Senin 11 Aug 2014 14:30 WIB

Jatuh Hati pada Indonesia

Red:

Dalam pamerannya berjudul "Aneka Rasa" di Galeri Nasional Indonesia saat ini, sang seniman, Raphael Blum, total mempertontonkan keunikan penduduk Maluku dan Sumatra Utara. Melalui lebih dari 50 potret masyarakat yang tinggal di sana, Blum menyajikan montase atau kolase yang ringan, namun bernilai historis. Di baliknya, ada ‘catatan kaki’ yang tak boleh terlewat untuk dibaca.

Blum berangkat dari kesadarannya atas sejarah kolonial sehingga Ambon dan Sumatra Utara bukanlah pilihan acak. Rempah di Kepulauan Maluku adalah undangan bagi gelombang kolonialisme pertama pada abad ke-16. Sedangkan, perkebunan tembakau Sumatra Utara adalah salah satu puncak keberhasilan agroindustri kolonial di Hindia Belanda pada abad 19.

 

 

 

 

 

 

 

 

 

Foto:Yasin Habibi/Republika

Pengunjung melihat foto-foto karya Raphael Blum dalam Pameran Fotografi bertajuk "Aneka Rasa" di Galeri Nasional, Jakarta, Ahad (10/8).

 

"Dari sinilah daun tembakau dan biji cengkih masuk ke ruang pamer sebagai simbol geografis titik awal dan puncak ekonomi kolonial," ujar Alexander Supartono, sejarawan dan kurator dalam pameran ini.

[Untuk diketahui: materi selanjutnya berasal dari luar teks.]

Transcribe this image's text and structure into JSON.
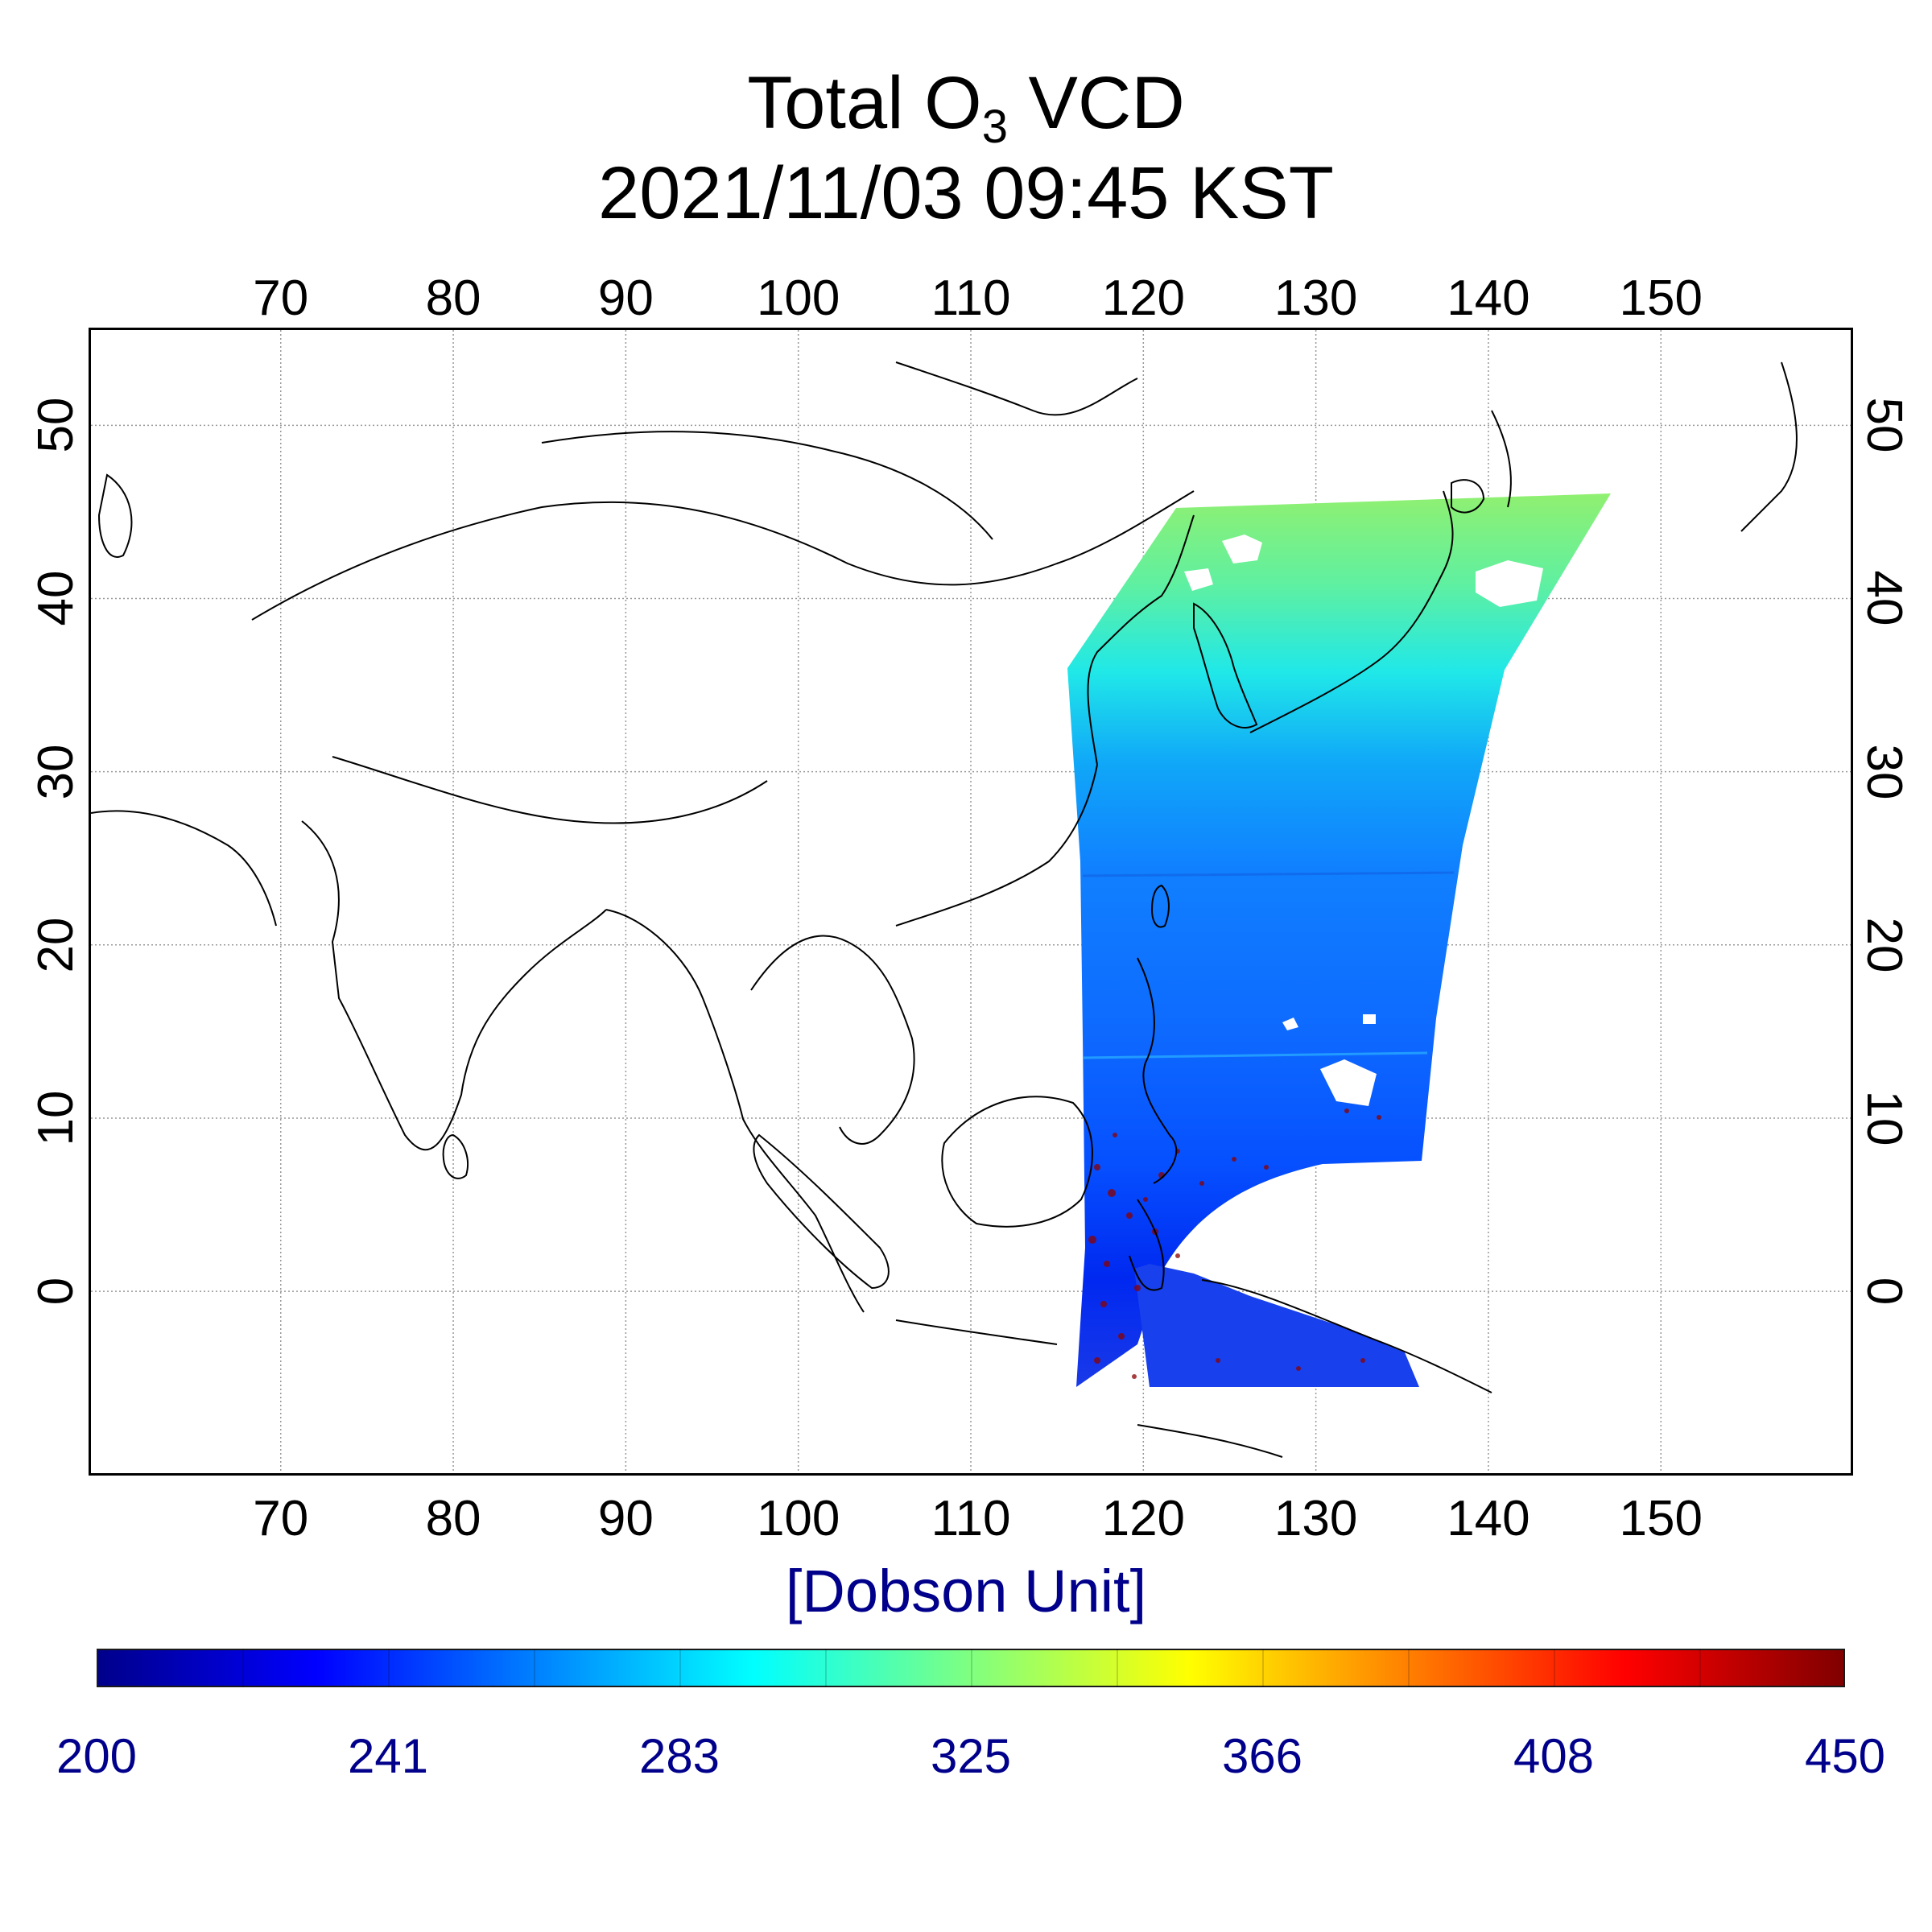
{
  "title": {
    "line1_prefix": "Total O",
    "line1_subscript": "3",
    "line1_suffix": " VCD",
    "line2": "2021/11/03 09:45 KST"
  },
  "map": {
    "longitude_ticks": [
      "70",
      "80",
      "90",
      "100",
      "110",
      "120",
      "130",
      "140",
      "150"
    ],
    "latitude_ticks": [
      "0",
      "10",
      "20",
      "30",
      "40",
      "50"
    ],
    "lon_range": [
      59,
      161
    ],
    "lat_range": [
      -10.5,
      55.5
    ],
    "gridlines": true
  },
  "colorbar": {
    "unit_label": "[Dobson Unit]",
    "tick_labels": [
      "200",
      "241",
      "283",
      "325",
      "366",
      "408",
      "450"
    ],
    "min": 200,
    "max": 450,
    "colors": [
      "#00008b",
      "#0000ff",
      "#0080ff",
      "#00ffff",
      "#80ff80",
      "#ffff00",
      "#ff8000",
      "#ff0000",
      "#800000"
    ]
  },
  "colors": {
    "text": "#000000",
    "unit_text": "#00008b"
  }
}
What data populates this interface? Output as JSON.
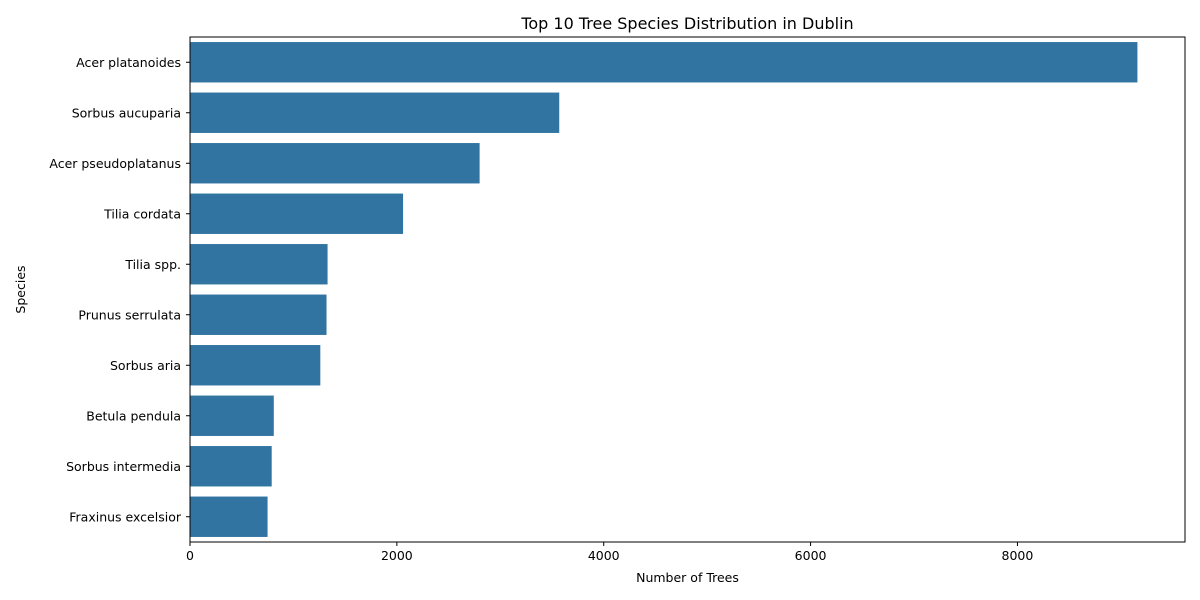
{
  "chart_data": {
    "type": "bar",
    "orientation": "horizontal",
    "title": "Top 10 Tree Species Distribution in Dublin",
    "xlabel": "Number of Trees",
    "ylabel": "Species",
    "categories": [
      "Acer platanoides",
      "Sorbus aucuparia",
      "Acer pseudoplatanus",
      "Tilia cordata",
      "Tilia spp.",
      "Prunus serrulata",
      "Sorbus aria",
      "Betula pendula",
      "Sorbus intermedia",
      "Fraxinus excelsior"
    ],
    "values": [
      9160,
      3570,
      2800,
      2060,
      1330,
      1320,
      1260,
      810,
      790,
      750
    ],
    "xlim": [
      0,
      9620
    ],
    "xticks": [
      0,
      2000,
      4000,
      6000,
      8000
    ],
    "xtick_labels": [
      "0",
      "2000",
      "4000",
      "6000",
      "8000"
    ],
    "bar_color": "#3274a1",
    "grid": false,
    "legend": "none"
  }
}
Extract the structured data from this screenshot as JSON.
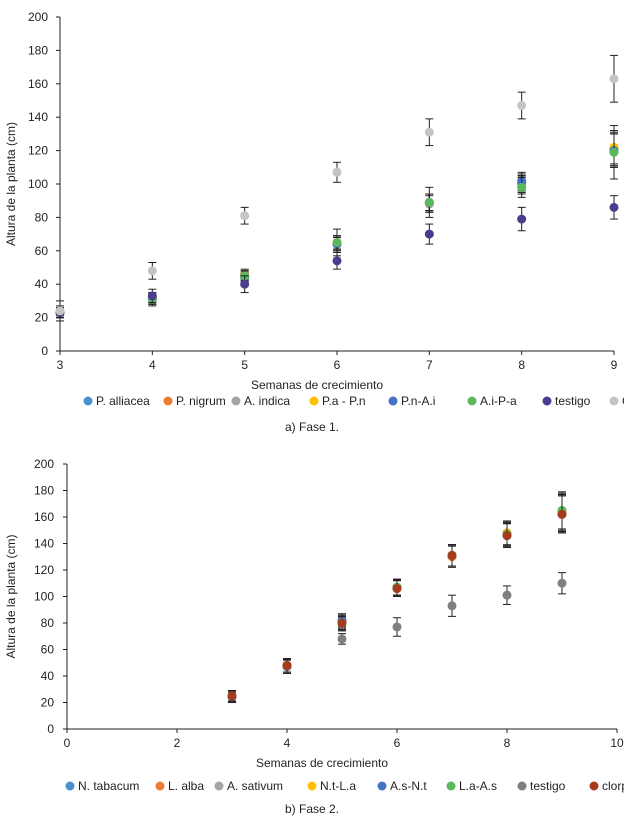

Selepas membuka pameran, dalam perjalanan menuju sebuah kedai kopi di kawasan Jalan Jaksa, Jakarta Pusat, Raphael Blum mengutarakan kepada Republika alasannya jatuh hati kepada kedua daerah ini. Dia merasa perlu menunjukkan kepada dunia tentang dua tempat itu.

"Bayangkan, keduanya menjadi magnet kuat bagi bangsa Eropa untuk berlayar jauh ke sana. Berdagang di sana dan bahkan rela menumpahkan darah hanya untuk berkarung-karung cengkih. Namun sekarang? Tak ada orang Eropa yang tahu Maluku. Mereka tahu Indonesia sebatas Bali," ungkap pria yang telah berkeliling dunia ini.

Berangkat dari sanalah lantas ia bertekad mengumpulkan bahan untuk menggelar pameran tentang lokasi khusus: Maluku dan Sumatra Utara. Bermula dari Pulau Banda sebagai penghasil pala, kemudian Blum menjelajah Ambon dan kota-kota di Maluku lainnya. Dalam kurun waktu tak sampai satu tahun, dia berpindah ke Indonesia bagian barat, di dataran penghasil tembakau, Brastagi, Sumatra Utara.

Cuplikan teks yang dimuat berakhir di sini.